Bogdan, this sounds like a similar issue to what you experienced in
December and that it had been fixed. I do not remember if this was
tied to the default collective or to free list management.

Can you try a run with:

   -mca btl_mx_free_list_max 1000000

added to the command line?

After that, try a additional runs without the above but with:

   --mca coll_tuned_use_dynamic_rules 1 --mca
coll_tuned_gather_algorithm N

where N is 0, 1, 2, then 3 (one run for each value).

> Problem 2:
> When using the CM+MTL with 128 ranks, it finishes fine when running
> on nodes=64:ppn=2, but on nodes=32:ppn=4 I get a stream of errors
> that I haven't seen before:
> Max retransmit retries reached (1000) for message
> Max retransmit retries reached (1000) for message
> type (2): send_medium
> state (0x14): buffered dead
> requeued: 1000 (timeout=510000ms)
> dest: 00:60:dd:47:89:40 (opt029:0)
> partner: peer_index=146, endpoint=3, seqnum=0x2944
> type (2): send_medium
> state (0x14): buffered dead
> requeued: 1000 (timeout=510000ms)
> dest: 00:60:dd:47:89:40 (opt029:0)
> partner: peer_index=146, endpoint=3, seqnum=0x2f9a
> matched_val: 0x0068002a_fffffff2
> slength=32768, xfer_length=32768
> matched_val: 0x0068002b_fffffff2
> slength=32768, xfer_length=32768
> seg: 0x2aaacc30f010,32768
> caller: 0x5b

These are two, overlapped messages from the MX library. It is unable
to send to opt029 (i.e. opt029 is not consuming messages).
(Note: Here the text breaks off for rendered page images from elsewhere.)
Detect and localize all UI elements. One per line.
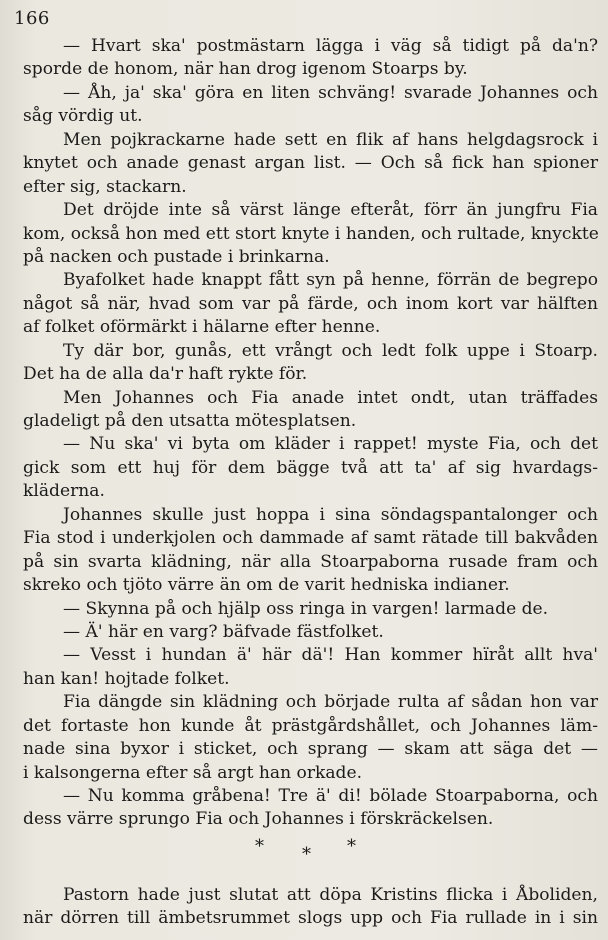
separator-asterisk: * [302, 843, 311, 865]
text-line: när dörren till ämbetsrummet slogs upp och Fia rullade in i sin [23, 908, 598, 929]
text-line: Ty där bor, gunås, ett vrångt och ledt folk uppe i Stoarp. [63, 340, 598, 361]
text-line: dess värre sprungo Fia och Johannes i förskräckelsen. [23, 809, 494, 830]
separator-asterisk: * [347, 835, 356, 857]
text-line: han kan! hojtade folket. [23, 668, 230, 689]
text-line: — Ä' här en varg? bäfvade fästfolket. [63, 621, 384, 642]
text-line: något så när, hvad som var på färde, och inom kort var hälften [23, 293, 598, 314]
text-line: sporde de honom, när han drog igenom Stoarps by. [23, 59, 468, 80]
page-number: 166 [14, 8, 50, 29]
text-line: — Åh, ja' ska' göra en liten schväng! svarade Johannes och [63, 82, 598, 103]
text-line: — Nu ska' vi byta om kläder i rappet! myste Fia, och det [63, 434, 598, 455]
text-line: i kalsongerna efter så argt han orkade. [23, 762, 363, 783]
text-block-continuation [23, 884, 598, 931]
text-line: knytet och anade genast argan list. — Och så fick han spioner [23, 153, 598, 174]
text-line: Det dröjde inte så värst länge efteråt, förr än jungfru Fia [63, 200, 598, 221]
text-line: Men Johannes och Fia anade intet ondt, utan träffades [63, 387, 598, 408]
text-line: kläderna. [23, 481, 105, 502]
text-line: gladeligt på den utsatta mötesplatsen. [23, 411, 357, 431]
text-line: Det ha de alla da'r haft rykte för. [23, 364, 308, 385]
separator-asterisk: * [255, 835, 264, 857]
text-line: af folket oförmärkt i hälarne efter henne. [23, 317, 381, 338]
text-line: på sin svarta klädning, när alla Stoarpaborna rusade fram och [23, 551, 598, 572]
text-line: skreko och tjöto värre än om de varit hedniska indianer. [23, 575, 510, 596]
text-line: — Nu komma gråbena! Tre ä' di! bölade Stoarpaborna, och [63, 786, 598, 806]
text-line: Fia dängde sin klädning och började rulta af sådan hon var [63, 692, 598, 713]
text-line: Pastorn hade just slutat att döpa Kristins flicka i Åboliden, [63, 884, 598, 905]
section-separator [23, 832, 598, 884]
text-line: Byafolket hade knappt fått syn på henne, förrän de begrepo [63, 270, 598, 291]
text-line: — Vesst i hundan ä' här dä'! Han kommer hïråt allt hva' [63, 645, 598, 666]
text-line: det fortaste hon kunde åt prästgårdshållet, och Johannes läm- [23, 715, 598, 736]
text-line: gick som ett huj för dem bägge två att ta' af sig hvardags- [23, 457, 598, 478]
text-line: på nacken och pustade i brinkarna. [23, 246, 330, 267]
text-block-main [23, 35, 598, 832]
body-text [23, 35, 598, 931]
text-line: såg vördig ut. [23, 106, 143, 127]
text-line: Men pojkrackarne hade sett en flik af hans helgdagsrock i [63, 129, 598, 150]
text-line: kom, också hon med ett stort knyte i handen, och rultade, knyckte [23, 223, 599, 244]
text-line: nade sina byxor i sticket, och sprang — skam att säga det — [23, 739, 598, 760]
text-line: Fia stod i underkjolen och dammade af samt rätade till bakvåden [23, 528, 598, 549]
text-line: — Skynna på och hjälp oss ringa in vargen! larmade de. [63, 598, 549, 619]
text-line: efter sig, stackarn. [23, 176, 187, 197]
text-line: Johannes skulle just hoppa i sina söndagspantalonger och [63, 504, 598, 525]
text-line: — Hvart ska' postmästarn lägga i väg så tidigt på da'n? [63, 36, 598, 56]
> From the MX experts out there, I would also need some help to
> understand what is the source of these messages - I can only see
> opt029 mentioned,

Anyone, does 1.3 support rank labeling of stdout? If so, Bogdan should
rerun it with --display-map and the option to support labeling.
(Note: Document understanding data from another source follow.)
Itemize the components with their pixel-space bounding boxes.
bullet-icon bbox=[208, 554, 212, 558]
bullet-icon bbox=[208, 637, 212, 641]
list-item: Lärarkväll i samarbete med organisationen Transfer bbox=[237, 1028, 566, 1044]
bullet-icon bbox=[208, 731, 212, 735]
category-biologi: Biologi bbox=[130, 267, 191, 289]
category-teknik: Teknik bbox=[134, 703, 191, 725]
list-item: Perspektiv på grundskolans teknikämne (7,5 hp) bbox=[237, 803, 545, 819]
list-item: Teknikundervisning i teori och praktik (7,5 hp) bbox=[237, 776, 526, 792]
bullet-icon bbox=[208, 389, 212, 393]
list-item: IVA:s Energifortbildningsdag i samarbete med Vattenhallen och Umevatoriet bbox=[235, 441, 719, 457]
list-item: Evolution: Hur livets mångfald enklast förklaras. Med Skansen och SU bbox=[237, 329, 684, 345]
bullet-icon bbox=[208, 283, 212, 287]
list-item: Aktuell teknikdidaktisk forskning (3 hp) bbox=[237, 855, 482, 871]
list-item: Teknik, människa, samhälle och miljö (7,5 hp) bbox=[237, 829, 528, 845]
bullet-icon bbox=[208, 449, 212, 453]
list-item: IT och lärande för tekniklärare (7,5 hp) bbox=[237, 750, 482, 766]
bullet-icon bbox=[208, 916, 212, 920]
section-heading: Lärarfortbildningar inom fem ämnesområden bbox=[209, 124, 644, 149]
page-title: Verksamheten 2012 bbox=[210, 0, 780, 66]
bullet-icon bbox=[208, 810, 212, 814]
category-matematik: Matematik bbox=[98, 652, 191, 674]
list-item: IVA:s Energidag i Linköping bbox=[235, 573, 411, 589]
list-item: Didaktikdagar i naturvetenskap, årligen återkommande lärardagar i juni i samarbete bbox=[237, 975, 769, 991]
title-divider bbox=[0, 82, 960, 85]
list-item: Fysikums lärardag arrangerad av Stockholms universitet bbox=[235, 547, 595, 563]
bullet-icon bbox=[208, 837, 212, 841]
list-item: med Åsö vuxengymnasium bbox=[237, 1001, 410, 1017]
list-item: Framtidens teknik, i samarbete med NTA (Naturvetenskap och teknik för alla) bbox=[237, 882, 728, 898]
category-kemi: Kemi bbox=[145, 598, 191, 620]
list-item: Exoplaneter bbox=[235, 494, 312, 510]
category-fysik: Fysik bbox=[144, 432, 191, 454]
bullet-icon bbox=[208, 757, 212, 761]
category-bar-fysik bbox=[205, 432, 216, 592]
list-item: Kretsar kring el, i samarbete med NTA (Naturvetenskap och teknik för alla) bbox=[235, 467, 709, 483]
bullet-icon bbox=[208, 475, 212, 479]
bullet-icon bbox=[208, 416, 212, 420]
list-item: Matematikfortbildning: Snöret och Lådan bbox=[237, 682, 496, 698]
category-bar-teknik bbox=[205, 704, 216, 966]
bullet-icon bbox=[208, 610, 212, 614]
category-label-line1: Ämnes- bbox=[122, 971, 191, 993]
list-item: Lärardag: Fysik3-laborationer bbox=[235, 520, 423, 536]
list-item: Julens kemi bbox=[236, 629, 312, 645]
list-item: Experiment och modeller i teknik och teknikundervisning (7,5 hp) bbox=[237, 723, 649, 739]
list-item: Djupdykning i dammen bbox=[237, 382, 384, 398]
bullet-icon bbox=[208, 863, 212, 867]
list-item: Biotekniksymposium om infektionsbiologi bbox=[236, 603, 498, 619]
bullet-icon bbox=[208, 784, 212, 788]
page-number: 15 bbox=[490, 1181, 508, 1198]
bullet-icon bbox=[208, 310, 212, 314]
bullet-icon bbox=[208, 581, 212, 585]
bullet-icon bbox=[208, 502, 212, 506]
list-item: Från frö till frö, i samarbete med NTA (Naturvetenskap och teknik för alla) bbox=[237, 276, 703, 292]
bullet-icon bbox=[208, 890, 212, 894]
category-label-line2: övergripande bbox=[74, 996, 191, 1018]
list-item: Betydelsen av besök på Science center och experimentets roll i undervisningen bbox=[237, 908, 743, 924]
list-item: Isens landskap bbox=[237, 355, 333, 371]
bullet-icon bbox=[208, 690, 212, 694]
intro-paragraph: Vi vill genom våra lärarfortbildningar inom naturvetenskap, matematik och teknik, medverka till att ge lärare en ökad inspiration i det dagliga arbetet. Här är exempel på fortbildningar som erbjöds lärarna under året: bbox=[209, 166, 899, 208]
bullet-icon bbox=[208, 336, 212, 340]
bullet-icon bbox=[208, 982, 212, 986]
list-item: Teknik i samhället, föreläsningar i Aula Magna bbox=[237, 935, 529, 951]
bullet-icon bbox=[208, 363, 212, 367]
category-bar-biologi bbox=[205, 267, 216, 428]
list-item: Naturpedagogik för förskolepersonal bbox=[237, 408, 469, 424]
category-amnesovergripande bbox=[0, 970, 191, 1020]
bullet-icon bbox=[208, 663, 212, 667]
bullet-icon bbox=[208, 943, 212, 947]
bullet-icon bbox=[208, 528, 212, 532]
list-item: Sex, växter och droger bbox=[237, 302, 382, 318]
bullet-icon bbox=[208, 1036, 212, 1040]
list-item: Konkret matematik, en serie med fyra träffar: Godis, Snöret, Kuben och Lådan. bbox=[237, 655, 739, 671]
> so does it try to communicate intra-node ? (IOW the equivalent of
> "self" BTL in OpenMPI) This would be somehow consistent with running
> more ranks per node (4) than the successfull job (with 2 ranks per
> node).

I am under the impression that the MTLs pass all messages to the
interconnect. If so, then MX is handling self, shared memory (shmem),
and host-to-host. Self, by the way, is a single rank (process)
communicating with itself. In your case, you are using shmem.

> At this point, the job hangs in Alltoallv. The strace output is the
> same as for OB1+BTL above.
> Can anyone suggest some ways forward ? I'd be happy to help in
> debugging if given some instructions.

I would suggest the same test as above with:

   -mca btl_mx_free_list_max 1000000

Additionally, try the following tuned collectives for alltoallv:

   --mca coll_tuned_use_dynamic_rules 1 --mca
coll_tuned_alltoallv_algorithm N

where N is 0, 1, then 2 (one run for each value).